Will der Nachwuchs überhaupt erben?
Seitens der Eltern ist der Wunsch, das Wohneigentum zu vererben, also gegeben. Aber möchten die Kinder auch erben?
Rund die Hälfte der Kinder der Befragten wollen die Immobilie nicht erben. Genauer betrachtet: Nur rund 31 Prozent der Einzelkinder möchten das Wohneigentum der Eltern übernehmen. Rund 69 Prozent wollen die Immobilie nicht übernehmen. Bei den befragten Wohneigentümern mit zwei Kindern zeichnet sich ein ähnliches Bild ab: Rund 32 Prozent der befragten Eltern gaben an, dass mindestens eines der beiden Kinder das Wohneigentum erben möchte.
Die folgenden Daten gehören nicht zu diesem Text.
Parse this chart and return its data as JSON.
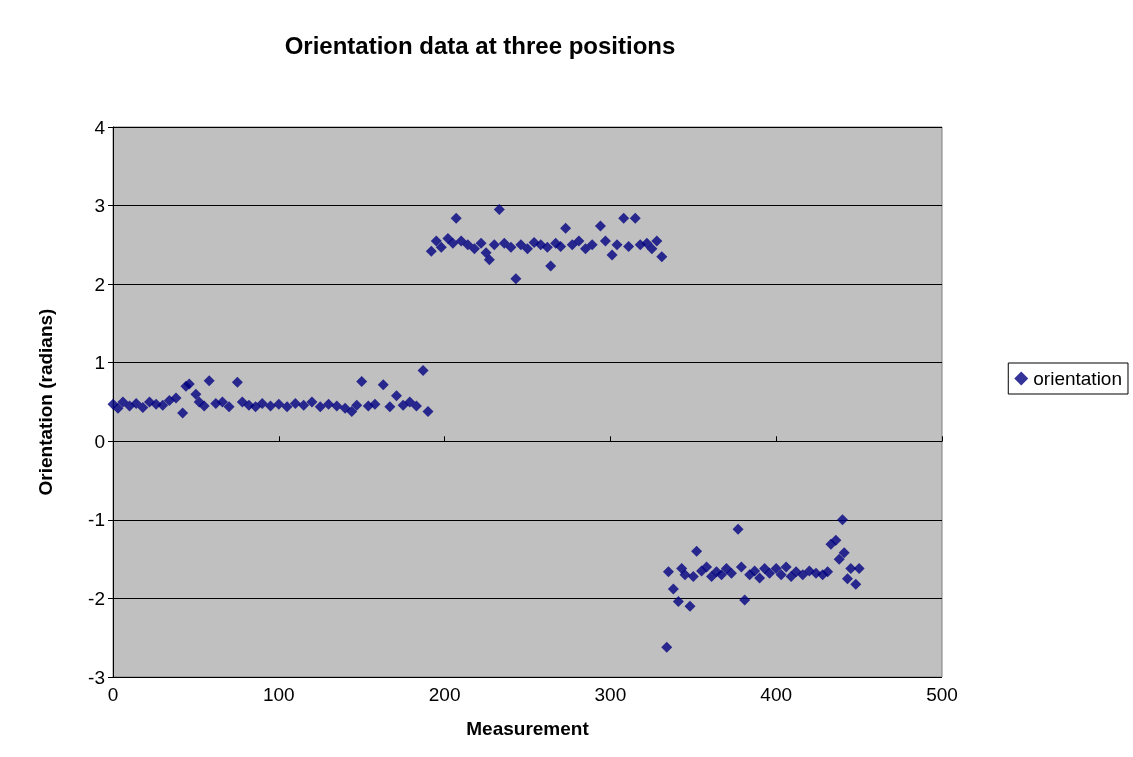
{
  "chart_data": {
    "type": "scatter",
    "title": "Orientation data at three positions",
    "xlabel": "Measurement",
    "ylabel": "Orientation (radians)",
    "x": [
      0,
      3,
      6,
      10,
      14,
      18,
      22,
      26,
      30,
      34,
      38,
      42,
      44,
      46,
      50,
      52,
      55,
      58,
      62,
      66,
      70,
      75,
      78,
      82,
      86,
      90,
      95,
      100,
      105,
      110,
      115,
      120,
      125,
      130,
      135,
      140,
      144,
      147,
      150,
      154,
      158,
      163,
      167,
      171,
      175,
      179,
      183,
      187,
      190,
      192,
      195,
      198,
      202,
      205,
      207,
      210,
      214,
      218,
      222,
      225,
      227,
      230,
      233,
      236,
      240,
      243,
      246,
      250,
      254,
      258,
      262,
      264,
      267,
      270,
      273,
      277,
      281,
      285,
      289,
      294,
      297,
      301,
      304,
      308,
      311,
      315,
      318,
      322,
      325,
      328,
      331,
      334,
      335,
      338,
      341,
      343,
      345,
      348,
      350,
      352,
      355,
      358,
      361,
      364,
      367,
      370,
      373,
      377,
      379,
      381,
      384,
      387,
      390,
      393,
      396,
      400,
      403,
      406,
      409,
      412,
      416,
      420,
      424,
      428,
      431,
      433,
      436,
      438,
      440,
      441,
      443,
      445,
      448,
      450
    ],
    "series": [
      {
        "name": "orientation",
        "color": "#000080",
        "values": [
          0.47,
          0.42,
          0.5,
          0.45,
          0.48,
          0.43,
          0.5,
          0.47,
          0.46,
          0.52,
          0.55,
          0.36,
          0.7,
          0.73,
          0.6,
          0.5,
          0.45,
          0.77,
          0.48,
          0.5,
          0.44,
          0.75,
          0.5,
          0.46,
          0.44,
          0.48,
          0.45,
          0.47,
          0.44,
          0.48,
          0.46,
          0.5,
          0.44,
          0.47,
          0.45,
          0.42,
          0.38,
          0.46,
          0.76,
          0.45,
          0.47,
          0.72,
          0.44,
          0.58,
          0.46,
          0.5,
          0.45,
          0.9,
          0.38,
          2.42,
          2.55,
          2.47,
          2.58,
          2.52,
          2.84,
          2.55,
          2.5,
          2.45,
          2.52,
          2.4,
          2.31,
          2.5,
          2.95,
          2.52,
          2.47,
          2.07,
          2.5,
          2.45,
          2.53,
          2.5,
          2.47,
          2.23,
          2.52,
          2.48,
          2.71,
          2.5,
          2.55,
          2.45,
          2.5,
          2.74,
          2.55,
          2.37,
          2.5,
          2.84,
          2.48,
          2.84,
          2.5,
          2.52,
          2.45,
          2.55,
          2.35,
          -2.62,
          -1.66,
          -1.88,
          -2.04,
          -1.62,
          -1.7,
          -2.1,
          -1.72,
          -1.4,
          -1.65,
          -1.6,
          -1.72,
          -1.66,
          -1.7,
          -1.62,
          -1.68,
          -1.12,
          -1.6,
          -2.02,
          -1.7,
          -1.65,
          -1.74,
          -1.62,
          -1.68,
          -1.62,
          -1.7,
          -1.6,
          -1.72,
          -1.66,
          -1.7,
          -1.65,
          -1.68,
          -1.7,
          -1.66,
          -1.31,
          -1.26,
          -1.5,
          -1.0,
          -1.42,
          -1.75,
          -1.62,
          -1.82,
          -1.62
        ]
      }
    ],
    "xlim": [
      0,
      500
    ],
    "xticks": [
      0,
      100,
      200,
      300,
      400,
      500
    ],
    "ylim": [
      -3,
      4
    ],
    "yticks": [
      -3,
      -2,
      -1,
      0,
      1,
      2,
      3,
      4
    ],
    "grid": "y",
    "legend": "right",
    "marker": "diamond"
  }
}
Bei den befragten Wohneigentümern mit drei Kindern ist die Wahrscheinlichkeit einer Übernahme am höchsten: Rund 36 Prozent der Befragten gaben an, dass mindestens eines der drei Kinder das Elterndomizil übernehmen würde.
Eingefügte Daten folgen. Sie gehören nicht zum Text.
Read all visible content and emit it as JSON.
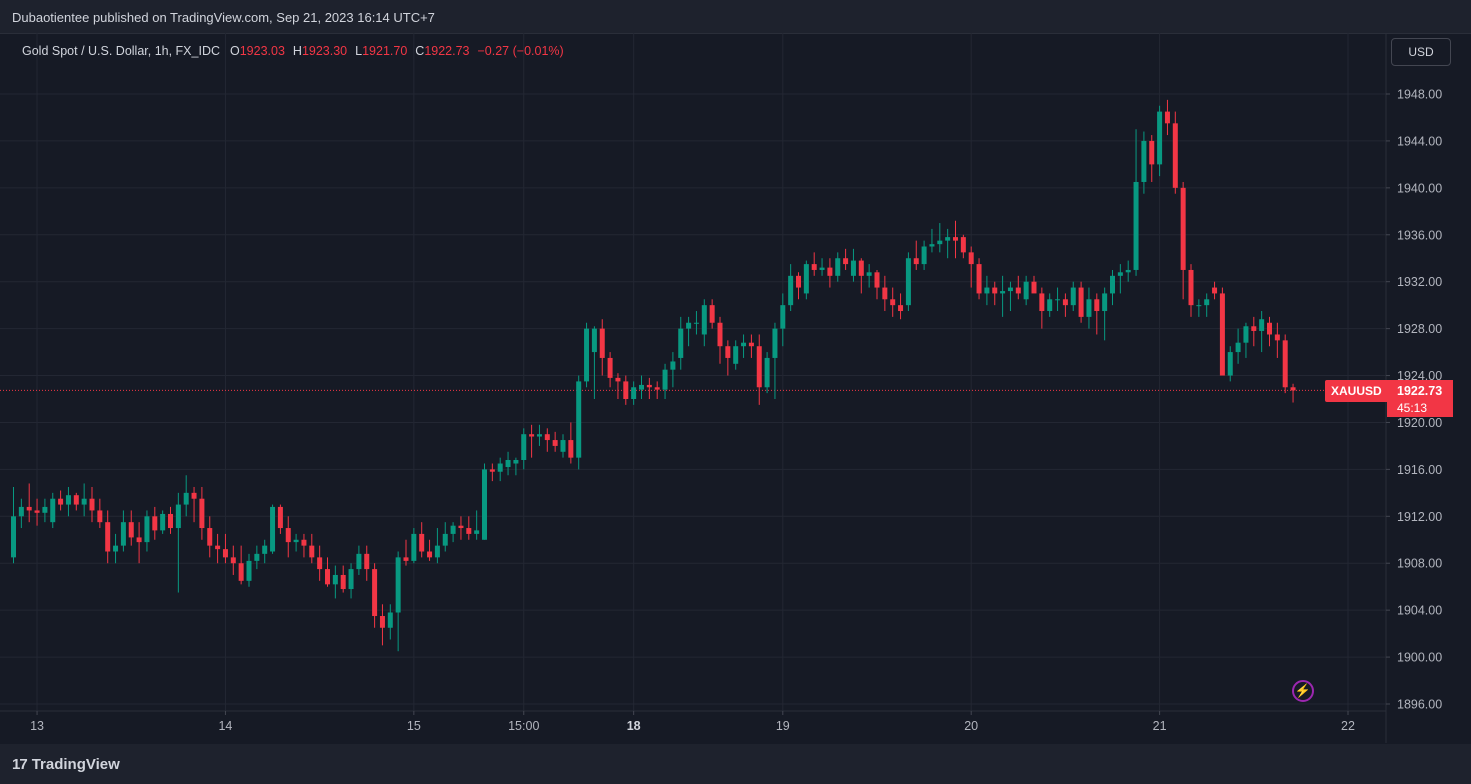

Diskrepanz zwischen Vererben und Erben
Vergleicht man die Vererbungsbereitschaft der Eltern mit der Bereitschaft der Kinder, das Wohneigentum zu erben, ist eine deutliche Diskrepanz ersichtlich.
Doch warum möchte nur rund ein Drittel der Kinder das Wohneigentum übernehmen? Es könnte daran liegen, dass viele Kinder bereits erwachsen sind und ihr eigenes Leben führen. Einige haben eine eigene Familie gegründet und eine eigene Immobilie erworben. Auch möchten oder können Kinder das Elternhaus – je nachdem wo sich die Immobilie der Eltern befindet – aufgrund ihrer beruflichen Situation nicht übernehmen. Natürlich spielt auch die finanzielle Situation der Kinder eine Rolle. Zum einen muss man sich das Wohneigentum leisten können. Zum anderen muss das übernehmende Kind seine Geschwister auszahlen können.
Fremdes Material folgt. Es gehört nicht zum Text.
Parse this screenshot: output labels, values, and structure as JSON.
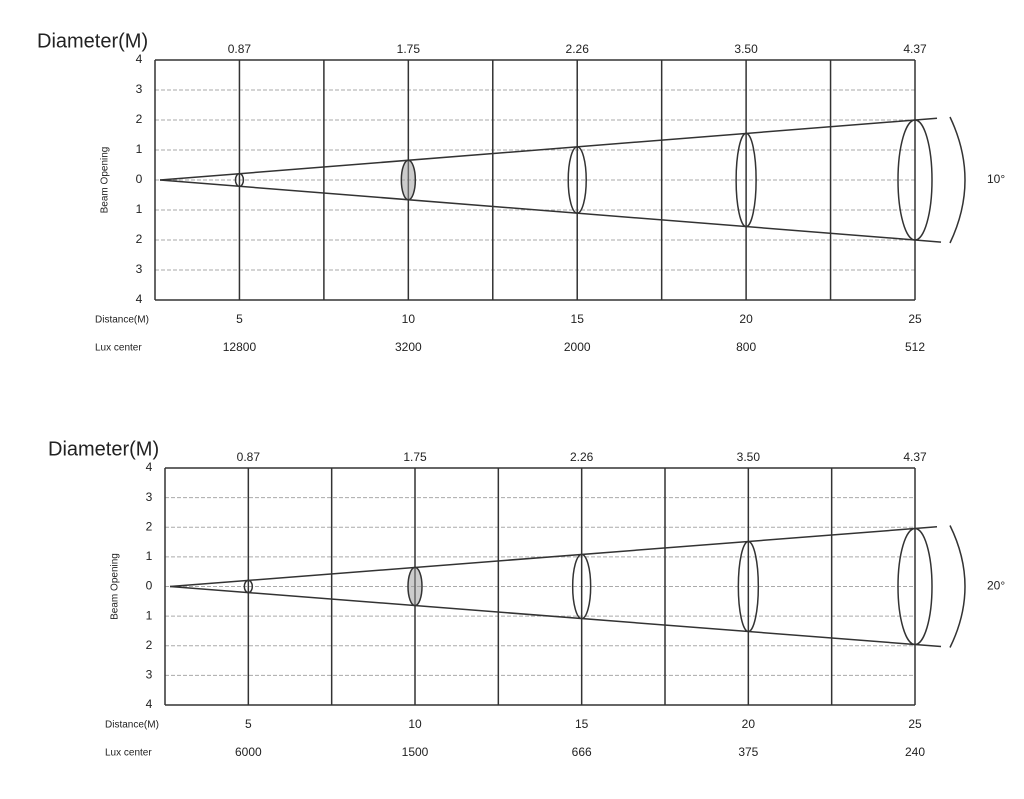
{
  "panels": [
    {
      "title": "Diameter(M)",
      "diameters": [
        "0.87",
        "1.75",
        "2.26",
        "3.50",
        "4.37"
      ],
      "scale": [
        "4",
        "3",
        "2",
        "1",
        "0",
        "1",
        "2",
        "3",
        "4"
      ],
      "axis_label": "Beam Opening",
      "distance_label": "Distance(M)",
      "distances": [
        "5",
        "10",
        "15",
        "20",
        "25"
      ],
      "lux_label": "Lux center",
      "lux": [
        "12800",
        "3200",
        "2000",
        "800",
        "512"
      ],
      "angle": "10°"
    },
    {
      "title": "Diameter(M)",
      "diameters": [
        "0.87",
        "1.75",
        "2.26",
        "3.50",
        "4.37"
      ],
      "scale": [
        "4",
        "3",
        "2",
        "1",
        "0",
        "1",
        "2",
        "3",
        "4"
      ],
      "axis_label": "Beam Opening",
      "distance_label": "Distance(M)",
      "distances": [
        "5",
        "10",
        "15",
        "20",
        "25"
      ],
      "lux_label": "Lux center",
      "lux": [
        "6000",
        "1500",
        "666",
        "375",
        "240"
      ],
      "angle": "20°"
    }
  ]
}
Frühzeitige Nachlassplanung ist notwendig
Ist der Wunsch vorhanden, die Immobilie dem Kind bzw. den Kindern zu vererben, sollte frühzeitig das Gespräch gesucht werden, um die Bedürfnisse zu ermitteln. Möchte eines bzw. möchten mehrere Kinder die Immobilie erben, so muss frühzeitig überlegt werden, welches der Kinder die Immobilie bekommt und wie die übrigen Kinder im Erbe berücksichtigt werden. Eine vorausschauende Nachlassplanung ist nicht nur sinnvoll, sondern auch notwendig, um den Familienfrieden zu wahren.
Soll die Immobilie hingegen verkauft werden, so müssen ein Käufer und eine neue Immobilie zum Kauf oder zur Miete gefunden werden. Eine frühzeitige Nachlassplanung ist also in jedem Fall notwendig.